Her car still had lower intake gasket failure and the old gaskets looked every bit as bad as any I have seen out of a Dexcool 3.1 or 3.4.

My experience leads me to believe the failure point is with the gasket itself and not really a coolant issue.


I agree. I too have seen degraded gaskets in the older systems with "green" coolant.

Something to consider- the fabled GM gaskets were made from PA66 plastic. Now that same material is ALL OVER the cooling system. First and most notably, the side tanks of your radiator. If Dex-Cool truly was the plastic eating monster people made it out to be, the every radiator it was installed in would be a pile of goo in a year or two.

The biggest thing to remember with Dex-Cool is to keep the cooling system 100% full and to use a new OEM radiator cap. Also keep extra coolant in the recovery tank to aid in refilling the radiator when the engine cools back down.

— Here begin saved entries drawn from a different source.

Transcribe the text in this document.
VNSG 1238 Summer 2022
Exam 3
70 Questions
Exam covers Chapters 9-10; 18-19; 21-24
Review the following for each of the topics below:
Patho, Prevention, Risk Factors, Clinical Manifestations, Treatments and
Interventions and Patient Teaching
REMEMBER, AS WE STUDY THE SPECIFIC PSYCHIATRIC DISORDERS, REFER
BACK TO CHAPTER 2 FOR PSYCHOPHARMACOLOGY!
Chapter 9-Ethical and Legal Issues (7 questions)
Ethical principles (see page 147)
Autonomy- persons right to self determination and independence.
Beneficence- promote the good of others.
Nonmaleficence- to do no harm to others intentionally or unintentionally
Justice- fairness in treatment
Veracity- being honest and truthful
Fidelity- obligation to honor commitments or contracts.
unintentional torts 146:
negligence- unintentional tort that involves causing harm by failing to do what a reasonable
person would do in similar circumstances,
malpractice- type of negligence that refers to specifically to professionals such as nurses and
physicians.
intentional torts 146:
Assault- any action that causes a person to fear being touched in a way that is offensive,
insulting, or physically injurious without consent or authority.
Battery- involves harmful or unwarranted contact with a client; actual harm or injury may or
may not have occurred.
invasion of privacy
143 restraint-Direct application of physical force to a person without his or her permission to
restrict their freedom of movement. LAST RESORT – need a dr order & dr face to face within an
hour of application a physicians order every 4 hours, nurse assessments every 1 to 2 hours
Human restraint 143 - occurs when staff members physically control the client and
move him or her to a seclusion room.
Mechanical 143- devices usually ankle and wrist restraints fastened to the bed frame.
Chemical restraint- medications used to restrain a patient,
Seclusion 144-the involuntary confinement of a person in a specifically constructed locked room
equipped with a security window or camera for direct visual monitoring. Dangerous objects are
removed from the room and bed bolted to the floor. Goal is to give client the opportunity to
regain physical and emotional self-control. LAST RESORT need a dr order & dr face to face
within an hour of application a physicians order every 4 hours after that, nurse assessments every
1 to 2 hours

Correct. Dex is not a problem. We run our service vans to component failure since 2004, that is almost always more than 200k miles. Never an issue here with Dex. Those same vans have open reservoirs and a HUGE added on heat exchanger which virtually guarantees air in the coolant. When we tear them down for a water pump they are clean and sludge free.

Our Silverados rarely need any service at all to the cooling system, and they have pressurized reservoirs.
 
Gonna have to find a different brand to test than Peak if your looking for problems. They are a non 2EH formula and one of the better organic acid technology "universal" type coolants on the market. I've personally ran this through my Cummins engines for hundreds of thousands of miles with not one issue. Those cooling systems see some real abuse. Heavy towing, high GVW.

http://peakauto.com/products/antifreeze-coolants/automotive/global-lifetime-full-strength/
 
Originally Posted By: jrmason
Gonna have to find a different brand to test than Peak if your looking for problems. They are a non 2EH formula and one of the better organic acid technology "universal" type coolants on the market. I've personally ran this through my Cummins engines for hundreds of thousands of miles with not one issue. Those cooling systems see some real abuse. Heavy towing, high GVW.

http://peakauto.com/products/antifreeze-coolants/automotive/global-lifetime-full-strength/



Peak Global Lifetime is a non 2-EHA formula....Peak Longlife contains 2-EHA.
Peak Global Lifetime is an excellent product but is hard to find in the 'Full Strength' formula. I used it to replace the OEM coolant in my Corolla (at 70K) and have had no problems (now at 105K).